President Volodymyr Zelensky of Ukraine met with President Trump’s special envoy in Kyiv on Thursday — a day after a public feud between the Ukrainian and American leaders threatened to derail diplomatic efforts toward peace talks.
The meeting with Keith Kellogg, the special envoy to Ukraine and Russia, was meant to discuss paths to ending the war that would safeguard Ukraine’s interests. There was also hope that it might help defuse tensions between Washington and Kyiv after Mr. Trump labeled Mr. Zelensky a “dictator” and the Ukrainian president accused him of echoing Russian propaganda.
Whether any progress was made remains unclear: a news conference scheduled for after the meeting was canceled at the request of the United States, according to Mr. Zelensky’s office, although Mr. Kellogg and the Ukrainian leader appeared together for photos.
Reporters who had gathered for the news conference were told to go home. The U.S. Embassy in Kyiv did not immediately comment.
Ukraine, wary of straining ties with Washington, its biggest ally, had suggested that the meeting would aim to stop the feud from escalating into an out-of-control dispute. “It is crucial for us that the meeting and our overall cooperation with America be constructive,” Mr. Zelensky said in his nightly address on Wednesday.
But there have been concerns in Ukraine that Mr. Kellogg, a retired U.S. general and longtime adviser to Mr. Trump on security matters, has been sidelined from the administration’s negotiating team, since he was not part of the U.S. delegation that met with Russian officials this week to initiate what the White House said were peace talks.
Mr. Kellogg has said that the United States is conducting separate discussions on a potential peace deal with Russia and with Ukraine and that he is leading the U.S.-Ukraine track while Steve Witkoff, Mr. Trump’s Middle East envoy, is in charge of the U.S.-Russia track. The two envoys will then return to Washington to compare notes and determine the next steps, according to Mr. Kellogg.
He arrived in Kyiv, the Ukrainian capital, on Wednesday morning for a three-day visit. Speaking from the city’s railway station upon arrival, Mr. Kellogg said that his mission would be to “sit and listen” to Ukraine’s concerns. He also said that he understood Ukraine’s “need for security guarantees” in any postwar settlement.
Later that day, he met with a series of top Ukrainian officials, including Gen.

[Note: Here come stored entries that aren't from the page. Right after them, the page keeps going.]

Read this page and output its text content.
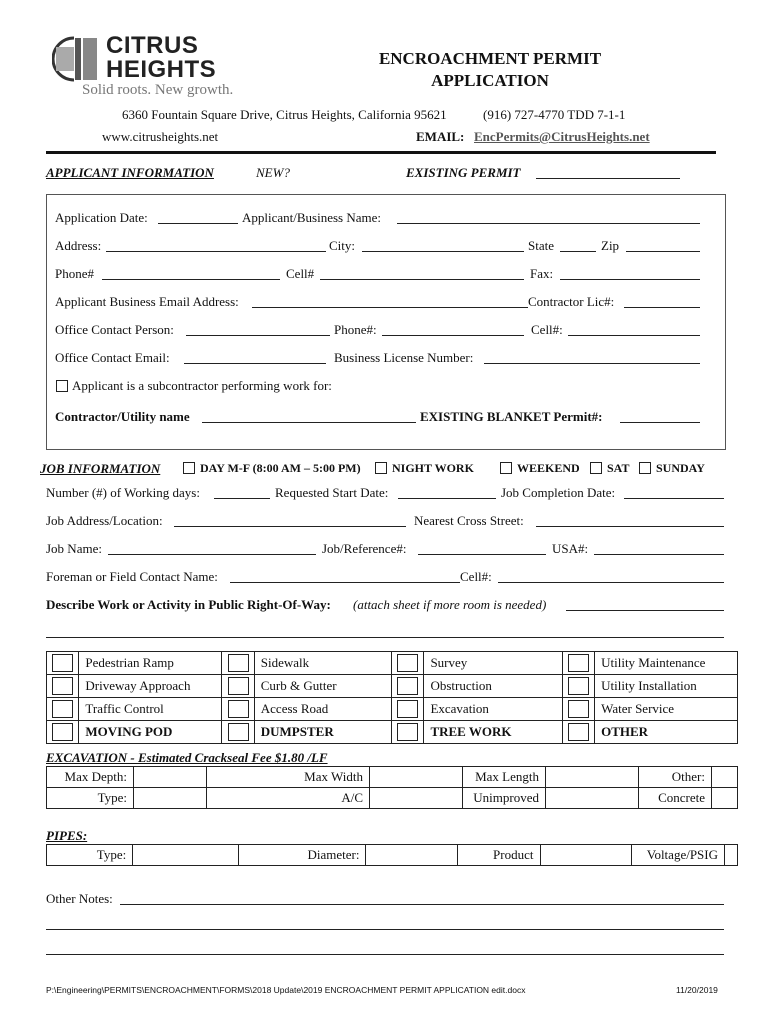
CITRUS
HEIGHTS
Solid roots. New growth.
ENCROACHMENT PERMIT
APPLICATION
6360 Fountain Square Drive, Citrus Heights, California 95621	(916) 727-4770 TDD 7-1-1
www.citrusheights.net	EMAIL: EncPermits@CitrusHeights.net
APPLICANT INFORMATION	NEW?	EXISTING PERMIT
Application Date:	Applicant/Business Name:
Address:	City:	State	Zip
Phone#	Cell#	Fax:
Applicant Business Email Address:	Contractor Lic#:
Office Contact Person:	Phone#:	Cell#:
Office Contact Email:	Business License Number:
Applicant is a subcontractor performing work for:
Contractor/Utility name	EXISTING BLANKET Permit#:
JOB INFORMATION	DAY M-F (8:00 AM – 5:00 PM)	NIGHT WORK	WEEKEND SAT SUNDAY
Number (#) of Working days:	Requested Start Date:	Job Completion Date:
Job Address/Location:	Nearest Cross Street:
Job Name:	Job/Reference#:	USA#:
Foreman or Field Contact Name:	Cell#:
Describe Work or Activity in Public Right-Of-Way: (attach sheet if more room is needed)
	Pedestrian Ramp		Sidewalk		Survey		Utility Maintenance

	Driveway Approach		Curb & Gutter		Obstruction		Utility Installation

	Traffic Control		Access Road		Excavation		Water Service

	MOVING POD		DUMPSTER		TREE WORK		OTHER
EXCAVATION - Estimated Crackseal Fee $1.80 /LF
Max Depth:		Max Width		Max Length		Other:	
Type:		A/C		Unimproved		Concrete	
PIPES:
Type:		Diameter:		Product		Voltage/PSIG	
Other Notes:
P:\Engineering\PERMITS\ENCROACHMENT\FORMS\2018 Update\2019 ENCROACHMENT PERMIT APPLICATION edit.docx	11/20/2019
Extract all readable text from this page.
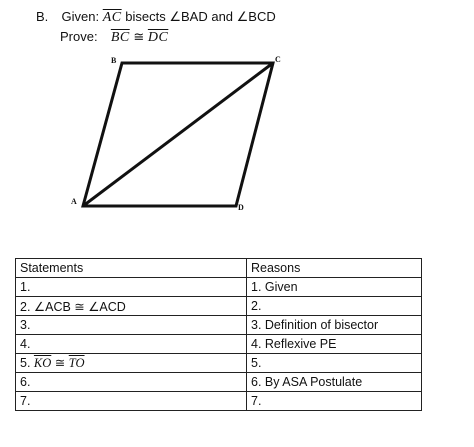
B. Given: $\overline{AC}$ bisects ∠BAD and ∠BCD
Prove: $\overline{BC}$ ≅ $\overline{DC}$
B	C
A
D
Statements	Reasons
1.	1. Given
2. ∠ACB ≅ ∠ACD	2.
3.	3. Definition of bisector
4.	4. Reflexive PE
5. $\overline{KO}$ ≅ $\overline{TO}$	5.
6.	6. By ASA Postulate
7.	7.
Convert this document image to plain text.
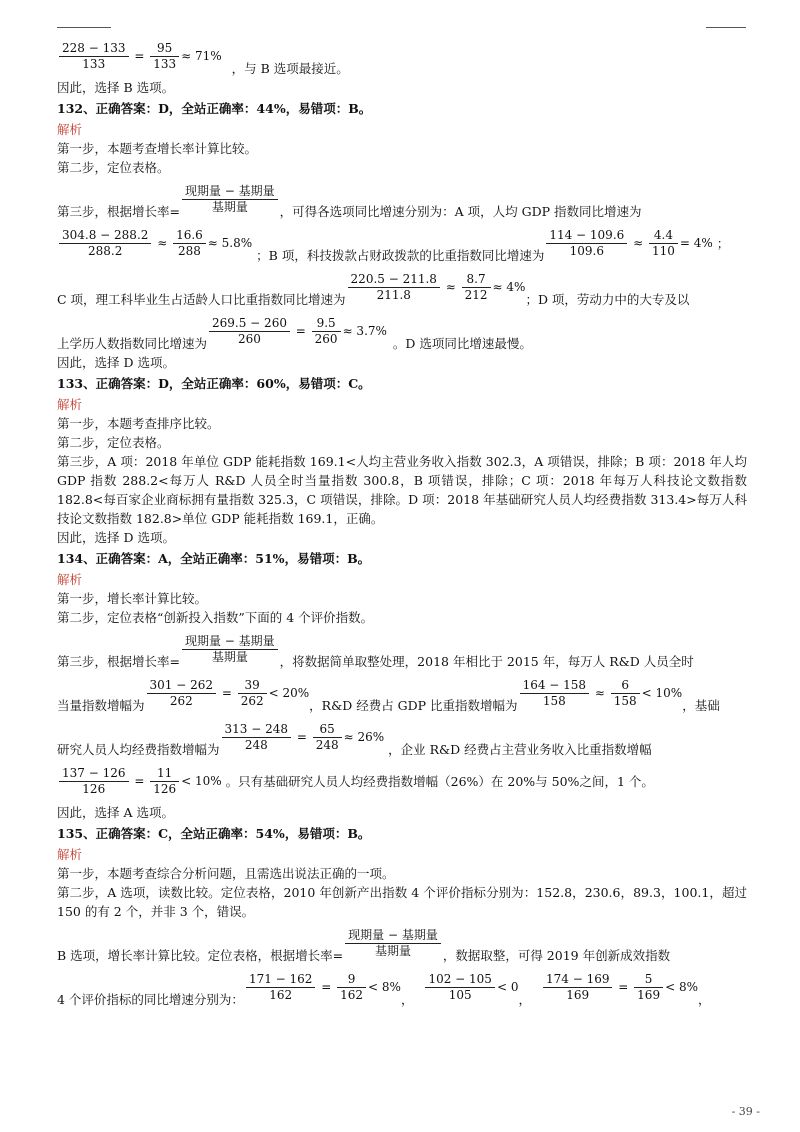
$\frac{228 - 133}{133} = \frac{95}{133} \approx 71\%$
，与 B 选项最接近。
因此，选择 B 选项。
132、正确答案：D，全站正确率：44%，易错项：B。
解析
第一步，本题考查增长率计算比较。
第二步，定位表格。
第三步，根据增长率= $\frac{\text{现期量 − 基期量}}{\text{基期量}}$ ，可得各选项同比增速分别为：A 项，人均 GDP 指数同比增速为
$\frac{304.8 - 288.2}{288.2} \approx \frac{16.6}{288} \approx 5.8\%$
；B 项，科技拨款占财政拨款的比重指数同比增速为 $\frac{114 - 109.6}{109.6} \approx \frac{4.4}{110} = 4\%$ ；
C 项，理工科毕业生占适龄人口比重指数同比增速为 $\frac{220.5 - 211.8}{211.8} \approx \frac{8.7}{212} \approx 4\%$
；D 项，劳动力中的大专及以
上学历人数指数同比增速为 $\frac{269.5 - 260}{260} = \frac{9.5}{260} \approx 3.7\%$
。D 选项同比增速最慢。
因此，选择 D 选项。
133、正确答案：D，全站正确率：60%，易错项：C。
解析
第一步，本题考查排序比较。
第二步，定位表格。
第三步，A 项：2018 年单位 GDP 能耗指数 169.1<人均主营业务收入指数 302.3，A 项错误，排除；B 项：2018 年人均 GDP 指数 288.2<每万人 R&D 人员全时当量指数 300.8，B 项错误，排除；C 项：2018 年每万人科技论文数指数 182.8<每百家企业商标拥有量指数 325.3，C 项错误，排除。D 项：2018 年基础研究人员人均经费指数 313.4>每万人科技论文数指数 182.8>单位 GDP 能耗指数 169.1，正确。
因此，选择 D 选项。
134、正确答案：A，全站正确率：51%，易错项：B。
解析
第一步，增长率计算比较。
第二步，定位表格“创新投入指数”下面的 4 个评价指数。
第三步，根据增长率= $\frac{\text{现期量 − 基期量}}{\text{基期量}}$ ，将数据简单取整处理，2018 年相比于 2015 年，每万人 R&D 人员全时
当量指数增幅为 $\frac{301 - 262}{262} = \frac{39}{262} < 20\%$
，R&D 经费占 GDP 比重指数增幅为 $\frac{164 - 158}{158} \approx \frac{6}{158} < 10\%$
，基础
研究人员人均经费指数增幅为 $\frac{313 - 248}{248} = \frac{65}{248} \approx 26\%$
，企业 R&D 经费占主营业务收入比重指数增幅
$\frac{137 - 126}{126} = \frac{11}{126} < 10\%$ 。只有基础研究人员人均经费指数增幅（26%）在 20%与 50%之间，1 个。
因此，选择 A 选项。
135、正确答案：C，全站正确率：54%，易错项：B。
解析
第一步，本题考查综合分析问题，且需选出说法正确的一项。
第二步，A 选项，读数比较。定位表格，2010 年创新产出指数 4 个评价指标分别为：152.8，230.6，89.3，100.1，超过 150 的有 2 个，并非 3 个，错误。
B 选项，增长率计算比较。定位表格，根据增长率= $\frac{\text{现期量 − 基期量}}{\text{基期量}}$ ，数据取整，可得 2019 年创新成效指数
4 个评价指标的同比增速分别为： $\frac{171 - 162}{162} = \frac{9}{162} < 8\%$
， $\frac{102 - 105}{105} < 0$
， $\frac{174 - 169}{169} = \frac{5}{169} < 8\%$
，
- 39 -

Oleksandr Syrsky, the head of the Ukrainian army; Gen. Kyrylo Budanov, the head of Ukraine’s military intelligence agency; and Andriy Yermak, the head of Mr. Zelensky’s office.
Beyond discussing a possible path to a peace deal with Mr. Zelensky, Mr. Kellogg had been expected to address a potential agreement that would grant the United States access to Ukrainian natural resources as compensation for past aid and, possibly, as a guarantee for future assistance. Mr. Trump has insisted that he wants payback for the money that Washington has invested in Ukraine’s defense.
Scott Bessent, the U.S. Treasury secretary, presented Mr. Zelensky with a draft of the agreement last week. But Mr. Zelensky rejected the proposal — an extraordinary demand to grant the United States a 50 percent interest in Ukraine’s natural resources like minerals, oil and gas — because it did not tie resource access to security guarantees for Kyiv.
Mr. Trump has demanded $500 billion of Ukrainian critical minerals, a request that Mr. Zelensky dismissed as “not serious” during a news conference on Wednesday. But Mr. Zelensky said that Ukraine was still open to striking a deal to trade some of its resources for security guarantees.
Mr. Trump expressed frustration with Mr. Zelensky’s refusal to sign the deal, telling reporters on Air Force One on Wednesday night that Mr. Bessent had been “treated rather rudely.” Mr. Trump insisted that he would resurrect the deal with Ukraine’s leader, “or things are going to not make him too happy.”
In some ways, Mr. Kellogg could be an ally to Kyiv. He has adopted a more aggressive stance toward Russia than Mr. Trump and some of his advisers, proposing that Washington could increase sanctions to push Russia toward a peace deal and favorably viewing the Biden administration’s approval for Ukraine to strike inside Russia with long-range missiles.
Mr. Kellogg’s three-day visit to Ukraine is unusually long for an American official. Since the war began nearly three years ago, U.S. officials have typically limited their trips to a single day for security reasons.
Mr. Zelensky said on Wednesday that he hoped Mr. Kellogg could talk to civilians and service members to grasp the reality of the war, including through a possible visit to the front line.
“It’s important to feel the atmosphere on the ground,” Mr. Zelensky said.
On Mr. Kellogg’s first night in Ukraine, air defense systems worked to repel a large Russian assault on energy infrastructure. The booms of antiaircraft missiles echoed across central Kyiv as the air alert blared for more than seven hours.